BRISBANE, Australia — The warnings are nothing new: there’s a nursing shortage, family medicine is dying, demand for long-term care is soaring. But if health-IT is to fulfill its potential in helping to address these challenges, the need for informatics professionals in healthcare is only going to grow, and not just in the United States.
“It’s clear that this is a limiting factor in the development of eHealth programs,” said Swiss physician Antoine Geissbuhler, liaison from the International Medical Informatics Association (IMIA) to the World Health Organization (WHO), as the two bodies announced a new collaboration.
With health-IT leaders from all over the world gathered in Australia last week for MedInfo 2007, representatives of IMIA and the WHO said they would collaborate over at least the next three years to develop a global health informatics workforce.
They also said they would promote the Global Observatory for eHealth and the sharing of intellectual property.
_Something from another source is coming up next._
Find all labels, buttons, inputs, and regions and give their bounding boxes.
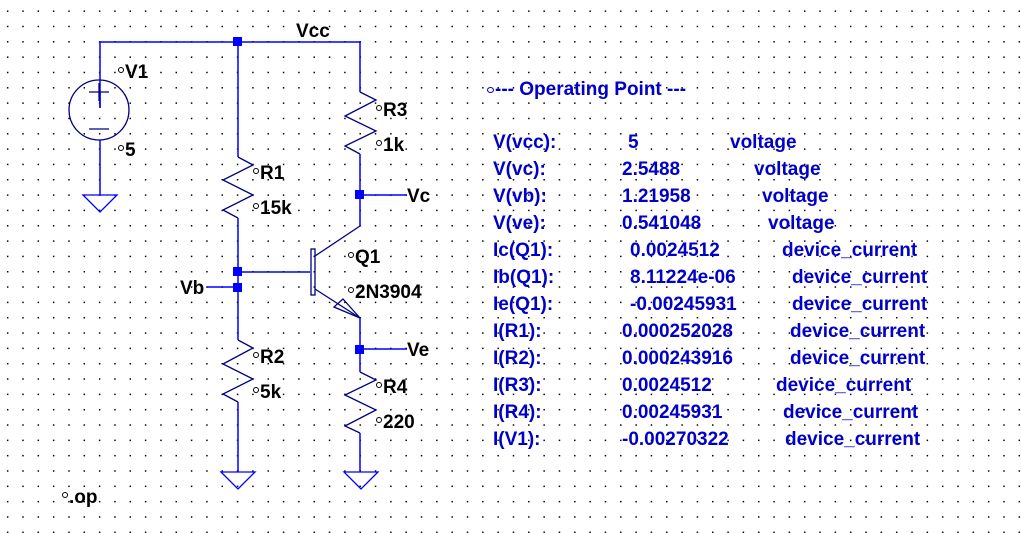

The Global Observatory for eHealth, established in 2005, is kind of a clearinghouse for best practices, “to better understand the eHealth space in countries around the world,” according to WHO eHealth coordinator S. Yunkap Kwankam.
In emphasizing workforce development, Kwankam, a U.S.-educated native of Cameroon, talked of a “growing know-do gap,” which he described as “the gulf between what’s known in science and what we actually do in medicine and practice.”
Kwankam said that health-IT, and more specifically, knowledge delivered to the point of care, can help bridge that gap. He noted that the 8,000 worldwide employees of the WHO can’t possibly serve the health needs of 6 billion people, so global health depends on an informed populace.
“I believe: arm the individual with information and we’ll have a revolution,” Kwankam said. In the digital age, the supplier of arms will be legions of informatics pros and other knowledge workers. “Access to care had been dependent on face-to-face contact. We don’t have to have that anymore,” said Kwankam.
Geissbuhler, chief of medical informatics at Hôpitaux Universitaires de Gèneve in Switzerland, said that IMIA is interested in the “10x10” effort of the American Medical Informatics Association (AMIA), in which the U.S. affiliate of IMIA seeks to train 10,000 health-IT professionals by 2010.
However, AMIA chief executive Don Detmer, also in Brisbane, noted, “The global issues are different in a lot of ways.”
Geissbuhler acknowledged that the issue internationally is more than just training, but also of brain drain, as migration of informatics professionals to places like the U.S., Western Europe, and Japan threatens health-IT progress in developing countries.